New or old? Good question, and easily answered. Some scrapes are made, and then abandoned. Perhaps the animal was spooked by a hunter, and went elsewhere. Active scrapes are damp with urine, and often feature one or more hoof-prints and/or antler tine marks.

Old and abandoned scrapes fill in with grass and fallen leaves. An active scrape will be cleaned of all debris once to several times a day, because this is where the buck wants to meet an estrus doe. Of course, bucks and does often meet in open fields or woodlands but the initial contact usually occurs near an active scrape.

Scrape hunting can be exciting

Watching a buck work a scrape is really neat.
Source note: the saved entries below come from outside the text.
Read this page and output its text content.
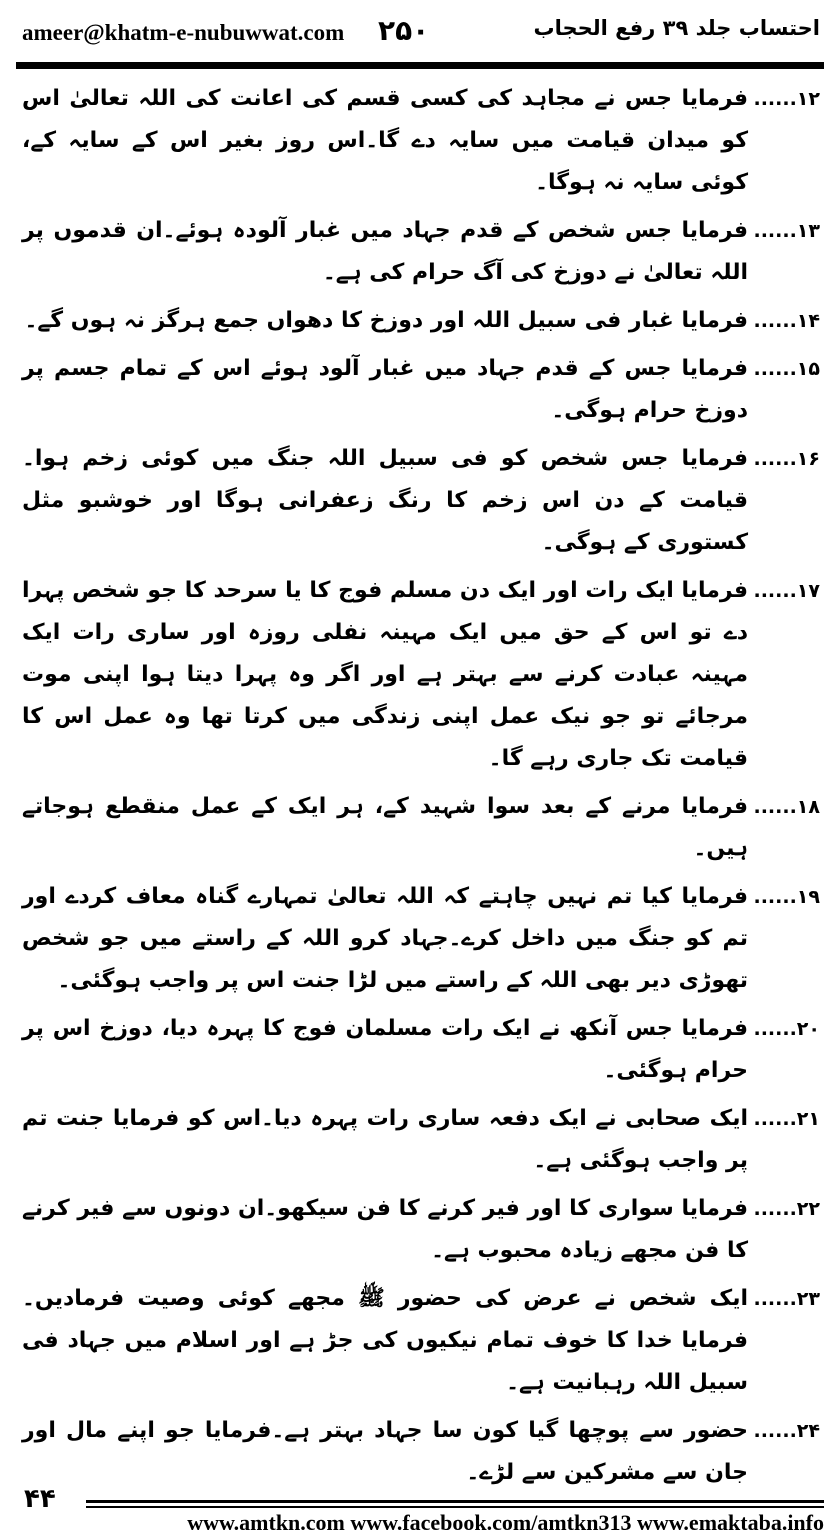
ameer@khatm-e-nubuwwat.com ۲۵۰	احتساب جلد ۳۹ رفع الحجاب
۱۲......
فرمایا جس نے مجاہد کی کسی قسم کی اعانت کی اللہ تعالیٰ اس کو میدان قیامت میں سایہ دے گا۔اس روز بغیر اس کے سایہ کے، کوئی سایہ نہ ہوگا۔
۱۳......
فرمایا جس شخص کے قدم جہاد میں غبار آلودہ ہوئے۔ان قدموں پر اللہ تعالیٰ نے دوزخ کی آگ حرام کی ہے۔
۱۴......
فرمایا غبار فی سبیل اللہ اور دوزخ کا دھواں جمع ہرگز نہ ہوں گے۔
۱۵......
فرمایا جس کے قدم جہاد میں غبار آلود ہوئے اس کے تمام جسم پر دوزخ حرام ہوگی۔
۱۶......
فرمایا جس شخص کو فی سبیل اللہ جنگ میں کوئی زخم ہوا۔قیامت کے دن اس زخم کا رنگ زعفرانی ہوگا اور خوشبو مثل کستوری کے ہوگی۔
۱۷......
فرمایا ایک رات اور ایک دن مسلم فوج کا یا سرحد کا جو شخص پہرا دے تو اس کے حق میں ایک مہینہ نفلی روزہ اور ساری رات ایک مہینہ عبادت کرنے سے بہتر ہے اور اگر وہ پہرا دیتا ہوا اپنی موت مرجائے تو جو نیک عمل اپنی زندگی میں کرتا تھا وہ عمل اس کا قیامت تک جاری رہے گا۔
۱۸......
فرمایا مرنے کے بعد سوا شہید کے، ہر ایک کے عمل منقطع ہوجاتے ہیں۔
۱۹......
فرمایا کیا تم نہیں چاہتے کہ اللہ تعالیٰ تمہارے گناہ معاف کردے اور تم کو جنگ میں داخل کرے۔جہاد کرو اللہ کے راستے میں جو شخص تھوڑی دیر بھی اللہ کے راستے میں لڑا جنت اس پر واجب ہوگئی۔
۲۰......
فرمایا جس آنکھ نے ایک رات مسلمان فوج کا پہرہ دیا، دوزخ اس پر حرام ہوگئی۔
۲۱......
ایک صحابی نے ایک دفعہ ساری رات پہرہ دیا۔اس کو فرمایا جنت تم پر واجب ہوگئی ہے۔
۲۲......
فرمایا سواری کا اور فیر کرنے کا فن سیکھو۔ان دونوں سے فیر کرنے کا فن مجھے زیادہ محبوب ہے۔
۲۳......
ایک شخص نے عرض کی حضور ﷺ مجھے کوئی وصیت فرمادیں۔فرمایا خدا کا خوف تمام نیکیوں کی جڑ ہے اور اسلام میں جہاد فی سبیل اللہ رہبانیت ہے۔
۲۴......
حضور سے پوچھا گیا کون سا جہاد بہتر ہے۔فرمایا جو اپنے مال اور جان سے مشرکین سے لڑے۔
۴۴
www.amtkn.com www.facebook.com/amtkn313 www.emaktaba.info
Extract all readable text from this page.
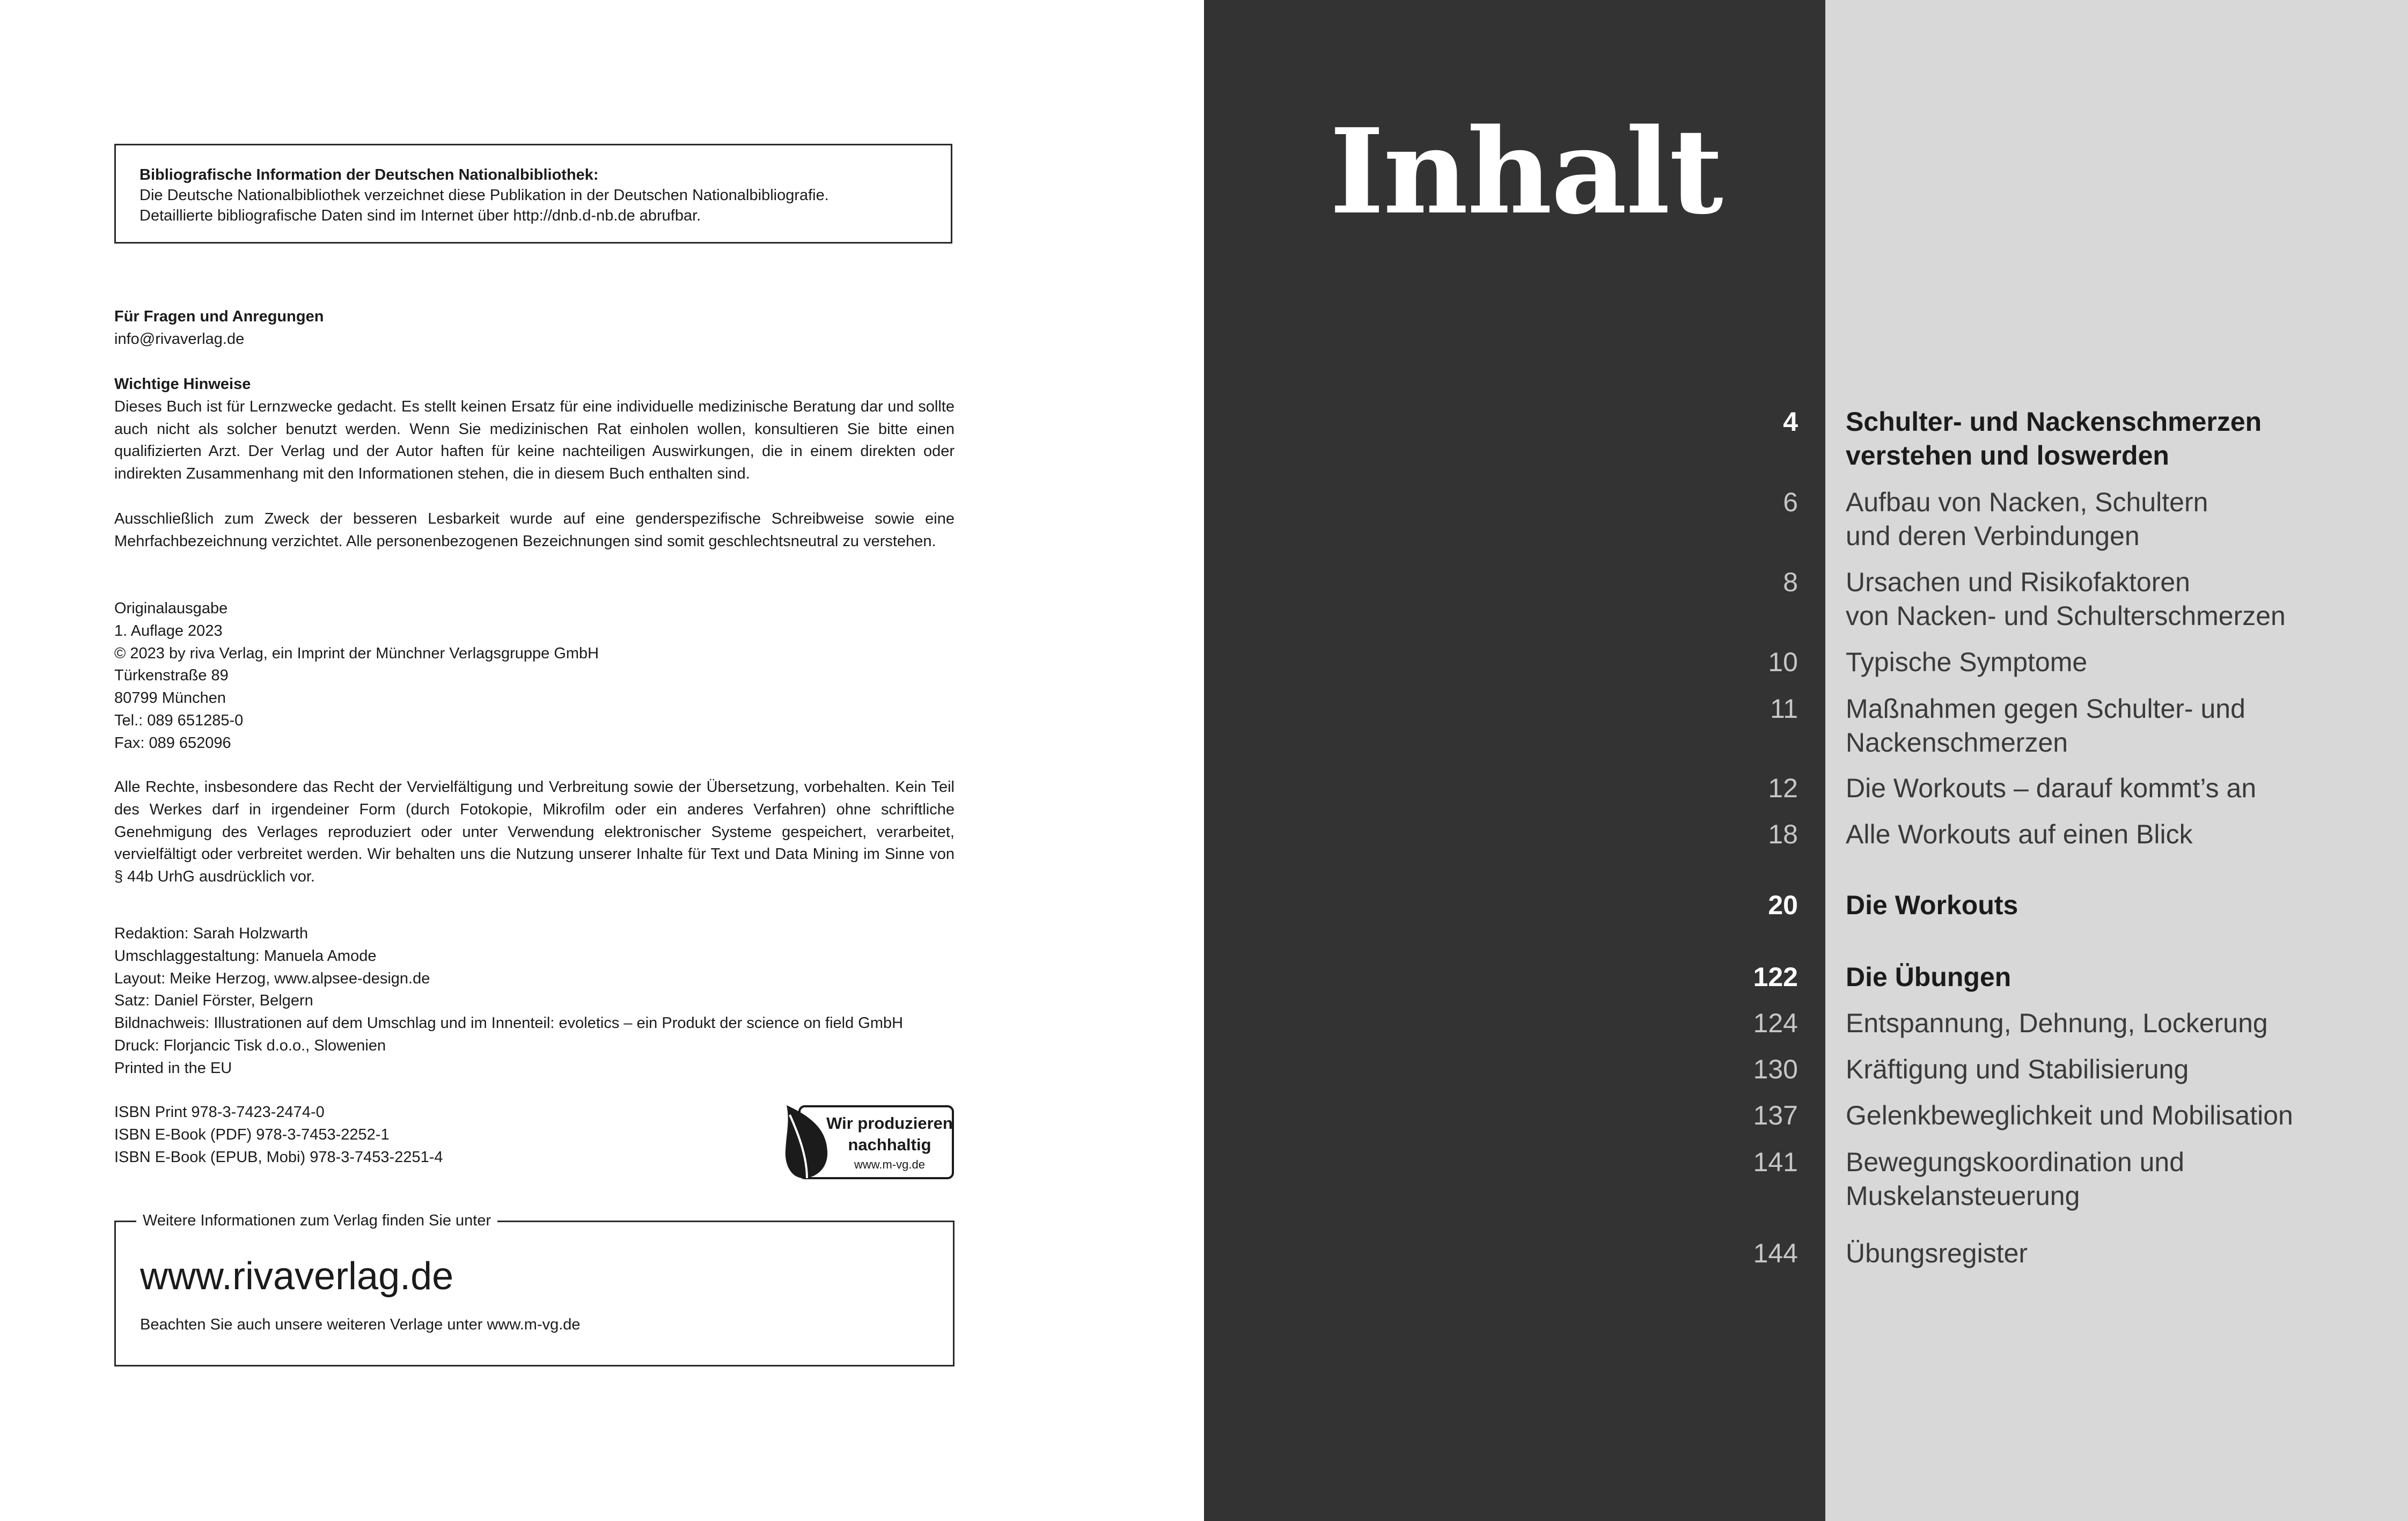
Bibliografische Information der Deutschen Nationalbibliothek:

Die Deutsche Nationalbibliothek verzeichnet diese Publikation in der Deutschen Nationalbibliografie.

Detaillierte bibliografische Daten sind im Internet über http://dnb.d-nb.de abrufbar.

Für Fragen und Anregungen

info@rivaverlag.de

Wichtige Hinweise

Dieses Buch ist für Lernzwecke gedacht. Es stellt keinen Ersatz für eine individuelle medizinische Beratung dar und sollte auch nicht als solcher benutzt werden. Wenn Sie medizinischen Rat einholen wollen, konsultieren Sie bitte einen qualifizierten Arzt. Der Verlag und der Autor haften für keine nachteiligen Auswirkungen, die in einem direkten oder indirekten Zusammenhang mit den Informationen stehen, die in diesem Buch enthalten sind.

Ausschließlich zum Zweck der besseren Lesbarkeit wurde auf eine genderspezifische Schreibweise sowie eine Mehrfachbezeichnung verzichtet. Alle personenbezogenen Bezeichnungen sind somit geschlechtsneutral zu verstehen.

Originalausgabe

1. Auflage 2023

© 2023 by riva Verlag, ein Imprint der Münchner Verlagsgruppe GmbH

Türkenstraße 89

80799 München

Tel.: 089 651285-0

Fax: 089 652096

Alle Rechte, insbesondere das Recht der Vervielfältigung und Verbreitung sowie der Übersetzung, vorbehalten. Kein Teil des Werkes darf in irgendeiner Form (durch Fotokopie, Mikrofilm oder ein anderes Verfahren) ohne schriftliche Genehmigung des Verlages reproduziert oder unter Verwendung elektronischer Systeme gespeichert, verarbeitet, vervielfältigt oder verbreitet werden. Wir behalten uns die Nutzung unserer Inhalte für Text und Data Mining im Sinne von § 44b UrhG ausdrücklich vor.

Redaktion: Sarah Holzwarth

Umschlaggestaltung: Manuela Amode

Layout: Meike Herzog, www.alpsee-design.de

Satz: Daniel Förster, Belgern

Bildnachweis: Illustrationen auf dem Umschlag und im Innenteil: evoletics – ein Produkt der science on field GmbH

Druck: Florjancic Tisk d.o.o., Slowenien

Printed in the EU

ISBN Print 978-3-7423-2474-0

ISBN E-Book (PDF) 978-3-7453-2252-1

ISBN E-Book (EPUB, Mobi) 978-3-7453-2251-4

Wir produzieren
nachhaltig
www.m-vg.de
Weitere Informationen zum Verlag finden Sie unter
www.rivaverlag.de
Beachten Sie auch unsere weiteren Verlage unter www.m-vg.de
Inhalt
4 Schulter- und Nackenschmerzen
verstehen und loswerden
6 Aufbau von Nacken, Schultern
und deren Verbindungen
8 Ursachen und Risikofaktoren
von Nacken- und Schulterschmerzen
10 Typische Symptome
11 Maßnahmen gegen Schulter- und
Nackenschmerzen
12 Die Workouts – darauf kommt’s an
18 Alle Workouts auf einen Blick
20 Die Workouts
122 Die Übungen
124 Entspannung, Dehnung, Lockerung
130 Kräftigung und Stabilisierung
137 Gelenkbeweglichkeit und Mobilisation
141 Bewegungskoordination und
Muskelansteuerung
144 Übungsregister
A young buck knows he is supposed to be doing something but he doesn’t have a clue. A buck with some age will often wind-check the scrape from downwind, and if it appears to have been visited by an estrus doe, the buck will tend the scrape.

He will paw the dirt, nibble on the overhead licking branch, rub his forehead scent glands on the overhead branches, urinate in the scrape, paw and stomp it into mud, and hang around nearby. This is when a hunter may get a chance for a shot if he is positioned properly.

Some does often hang close by waiting for the buck, and sometimes, the buck will follow the doe’s trail. Such tending bucks often give a low grunt as they follow the hot trail. Bucks usually wind-check active scrapes 20-30 yards downwind of the scrape. The hunter, if he sits 40 yards downwind of the scrape can often  intercept the buck coming through and wind-checking as he walks through the arera

Scrapes full of debris are not being used. Scrapes can go from hot to cold overnight, and a previously active scrape that shows no use provides hunters with another important clue. An active scrape that suddenly shows no use means just one thing: the rut has started.

Rut hunting is a fascinating time to be afield but remember the hours of 10 a.m. and 2 p.m. are mid-day hours that bucks prefer. The bucks can appear at any time during the day, and watching a randy old buck hot on the trail of a young doe gives us all hope. Maybe, just maybe, she will lead him past our stand.

One can only hope. Waylaying a nice buck near a scrape does happen but the hunter must always be ready. Big bucks rarely offer a second chance.